We have previously shown that high-dose glucocorticoid treatment reduces neointimal proliferation following arterial injury in mice, but is associated with increased local thrombosis. Clinically, glucocorticoid excess, either in Cushing's syndrome or with chronic treatment, is associated with increased coagulation and decreased fibrinolysis. The few animal (rat) studies which have investigated these effects support the conclusion that glucocorticoid treatment reduces fibrinolysis. This study aimed to determine the influence of glucocorticoid administration on the thrombotic potential in mice.
Male C57Bl/6J mice (aged 10–12 weeks) received either vehicle or dexamethasone (dex; 0.1 or 0.8 mg/kg/day) orally for 5 weeks (n=8/group). Tail tip bleeding time was reduced by high-dose dex (52.9±5.6 s) compared with vehicle (87.1±13.6 s; p<0.05). High-dose dex increased plasminogen activator inhibitor-1 (PAI-1; 139.5±15.1% vs vehicle 100.0±10.7%; p<0.05 and decreased tissue plasminogen activator (tPA; 55.9±4.9% vs vehicle 100.0±10.3%; p<0.05) mRNA levels in the heart. In addition, high-dose dex increased total PAI-1 (3.53±0.59 ng/ml vs vehicle 0.96±0.17 ng/ml; p<0.001) and active PAI-1 (0.92±0.09 ng/ml vs vehicle 0.31±0.07 ng/ml; p<0.001) plasma antigen levels. High-dose dex did not alter platelet activation as measured by p-selectin expression using flow cytometry. Low-dose dex had no effect on any parameters described.

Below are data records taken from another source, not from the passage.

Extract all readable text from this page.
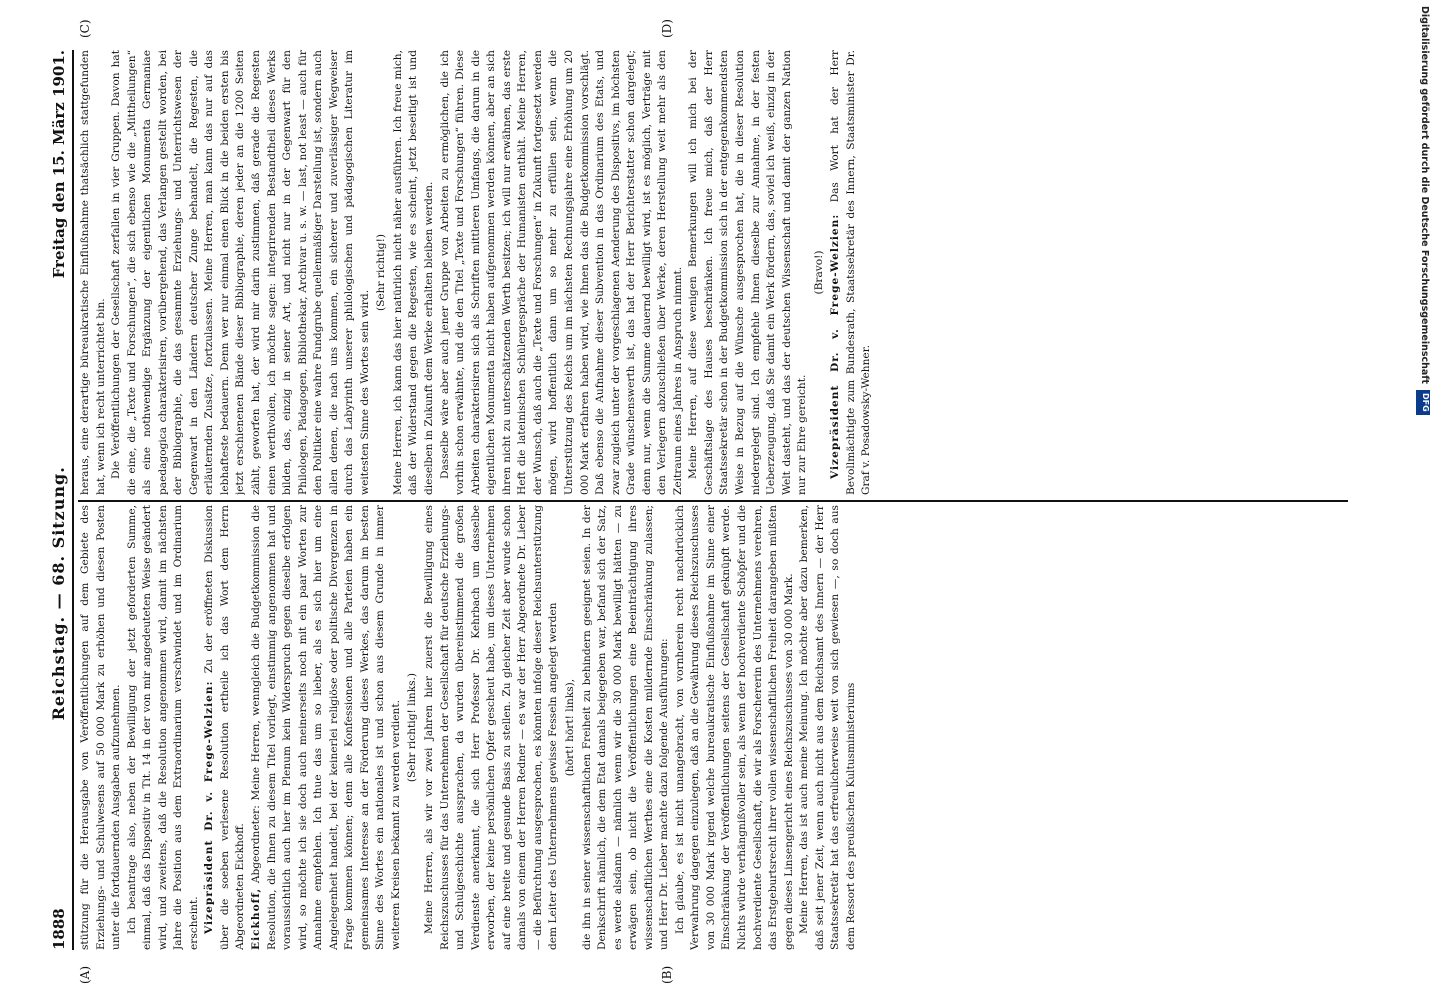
1888
Reichstag. — 68. Sitzung.
Freitag den 15. März 1901.
(A)	(B)
(C)	(D)

stützung für die Herausgabe von Veröffentlichungen auf dem Gebiete des Erziehungs- und Schulwesens auf 50 000 Mark zu erhöhen und diesen Posten unter die fortdauernden Ausgaben aufzunehmen. Ich beantrage also, neben der Bewilligung der jetzt geforderten Summe, einmal, daß das Dispositiv in Tit. 14 in der von mir angedeuteten Weise geändert wird, und zweitens, daß die Resolution angenommen wird, damit im nächsten Jahre die Position aus dem Extraordinarium verschwindet und im Ordinarium erscheint. Vizepräsident Dr. v. Frege-Welzien: Zu der eröffneten Diskussion über die soeben verlesene Resolution ertheile ich das Wort dem Herrn Abgeordneten Eickhoff. Eickhoff, Abgeordneter: Meine Herren, wenngleich die Budgetkommission die Resolution, die Ihnen zu diesem Titel vorliegt, einstimmig angenommen hat und voraussichtlich auch hier im Plenum kein Widerspruch gegen dieselbe erfolgen wird, so möchte ich sie doch auch meinerseits noch mit ein paar Worten zur Annahme empfehlen. Ich thue das um so lieber, als es sich hier um eine Angelegenheit handelt, bei der keinerlei religiöse oder politische Divergenzen in Frage kommen können; denn alle Konfessionen und alle Parteien haben ein gemeinsames Interesse an der Förderung dieses Werkes, das darum im besten Sinne des Wortes ein nationales ist und schon aus diesem Grunde in immer weiteren Kreisen bekannt zu werden verdient. (Sehr richtig! links.) Meine Herren, als wir vor zwei Jahren hier zuerst die Bewilligung eines Reichszuschusses für das Unternehmen der Gesellschaft für deutsche Erziehungs- und Schulgeschichte aussprachen, da wurden übereinstimmend die großen Verdienste anerkannt, die sich Herr Professor Dr. Kehrbach um dasselbe erworben, der keine persönlichen Opfer gescheut habe, um dieses Unternehmen auf eine breite und gesunde Basis zu stellen. Zu gleicher Zeit aber wurde schon damals von einem der Herren Redner — es war der Herr Abgeordnete Dr. Lieber — die Befürchtung ausgesprochen, es könnten infolge dieser Reichsunterstützung dem Leiter des Unternehmens gewisse Fesseln angelegt werden (hört! hört! links), die ihn in seiner wissenschaftlichen Freiheit zu behindern geeignet seien. In der Denkschrift nämlich, die dem Etat damals beigegeben war, befand sich der Satz, es werde alsdann — nämlich wenn wir die 30 000 Mark bewilligt hätten — zu erwägen sein, ob nicht die Veröffentlichungen eine Beeinträchtigung ihres wissenschaftlichen Werthes eine die Kosten mildernde Einschränkung zulassen; und Herr Dr. Lieber machte dazu folgende Ausführungen: Ich glaube, es ist nicht unangebracht, von vornherein recht nachdrücklich Verwahrung dagegen einzulegen, daß an die Gewährung dieses Reichszuschusses von 30 000 Mark irgend welche bureaukratische Einflußnahme im Sinne einer Einschränkung der Veröffentlichungen seitens der Gesellschaft geknüpft werde. Nichts würde verhängnißvoller sein, als wenn der hochverdiente Schöpfer und die hochverdiente Gesellschaft, die wir als Forschererin des Unternehmens verehren, das Erstgeburtsrecht ihrer vollen wissenschaftlichen Freiheit darangeben müßten gegen dieses Linsengericht eines Reichszuschusses von 30 000 Mark. Meine Herren, das ist auch meine Meinung. Ich möchte aber dazu bemerken, daß seit jener Zeit, wenn auch nicht aus dem Reichsamt des Innern — der Herr Staatssekretär hat das erfreulicherweise weit von sich gewiesen —, so doch aus dem Ressort des preußischen Kultusministeriums

heraus, eine derartige büreaukratische Einflußnahme thatsächlich stattgefunden hat, wenn ich recht unterrichtet bin. Die Veröffentlichungen der Gesellschaft zerfallen in vier Gruppen. Davon hat die eine, die „Texte und Forschungen“, die sich ebenso wie die „Mittheilungen“ als eine nothwendige Ergänzung der eigentlichen Monumenta Germaniae paedagogica charakterisiren, vorübergehend, das Verlangen gestellt worden, bei der Bibliographie, die das gesammte Erziehungs- und Unterrichtswesen der Gegenwart in den Ländern deutscher Zunge behandelt, die Regesten, die erläuternden Zusätze, fortzulassen. Meine Herren, man kann das nur auf das lebhafteste bedauern. Denn wer nur einmal einen Blick in die beiden ersten bis jetzt erschienenen Bände dieser Bibliographie, deren jeder an die 1200 Seiten zählt, geworfen hat, der wird mir darin zustimmen, daß gerade die Regesten einen werthvollen, ich möchte sagen: integrirenden Bestandtheil dieses Werks bilden, das, einzig in seiner Art, und nicht nur in der Gegenwart für den Philologen, Pädagogen, Bibliothekar, Archivar u. s. w. — last, not least — auch für den Politiker eine wahre Fundgrube quellenmäßiger Darstellung ist, sondern auch allen denen, die nach uns kommen, ein sicherer und zuverlässiger Wegweiser durch das Labyrinth unserer philologischen und pädagogischen Literatur im weitesten Sinne des Wortes sein wird.

(Sehr richtig!) Meine Herren, ich kann das hier natürlich nicht näher ausführen. Ich freue mich, daß der Widerstand gegen die Regesten, wie es scheint, jetzt beseitigt ist und dieselben in Zukunft dem Werke erhalten bleiben werden. Dasselbe wäre aber auch jener Gruppe von Arbeiten zu ermöglichen, die ich vorhin schon erwähnte, und die den Titel „Texte und Forschungen“ führen. Diese Arbeiten charakterisiren sich als Schriften mittleren Umfangs, die darum in die eigentlichen Monumenta nicht haben aufgenommen werden können, aber an sich ihren nicht zu unterschätzenden Werth besitzen; ich will nur erwähnen, das erste Heft die lateinischen Schülergespräche der Humanisten enthält. Meine Herren, der Wunsch, daß auch die „Texte und Forschungen“ in Zukunft fortgesetzt werden mögen, wird hoffentlich dann um so mehr zu erfüllen sein, wenn die Unterstützung des Reichs um im nächsten Rechnungsjahre eine Erhöhung um 20 000 Mark erfahren haben wird, wie Ihnen das die Budgetkommission vorschlägt. Daß ebenso die Aufnahme dieser Subvention in das Ordinarium des Etats, und zwar zugleich unter der vorgeschlagenen Aenderung des Dispositivs, im höchsten Grade wünschenswerth ist, das hat der Herr Berichterstatter schon dargelegt; denn nur, wenn die Summe dauernd bewilligt wird, ist es möglich, Verträge mit den Verlegern abzuschließen über Werke, deren Herstellung weit mehr als den Zeitraum eines Jahres in Anspruch nimmt. Meine Herren, auf diese wenigen Bemerkungen will ich mich bei der Geschäftslage des Hauses beschränken. Ich freue mich, daß der Herr Staatssekretär schon in der Budgetkommission sich in der entgegenkommendsten Weise in Bezug auf die Wünsche ausgesprochen hat, die in dieser Resolution niedergelegt sind. Ich empfehle Ihnen dieselbe zur Annahme, in der festen Ueberzeugung, daß Sie damit ein Werk fördern, das, soviel ich weiß, einzig in der Welt dasteht, und das der deutschen Wissenschaft und damit der ganzen Nation nur zur Ehre gereicht.

(Bravo!) Vizepräsident Dr. v. Frege-Welzien: Das Wort hat der Herr Bevollmächtigte zum Bundesrath, Staatssekretär des Innern, Staatsminister Dr. Graf v. Posadowsky-Wehner.

Digitalisierung gefördert durch die Deutsche Forschungsgemeinschaft
DFG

Dexamethasone-induced thrombosis at the site of intraluminal wire injury may be attributable to alterations in the endogenous fibrinolytic system rather than changes in platelet activity. These results suggest that beneficial inhibition of neointimal proliferation mediated by systemic glucocorticoid administration is negated in part by changes in fibrinolysis leading to large, semi-occlusive thrombi formation at the site of injury.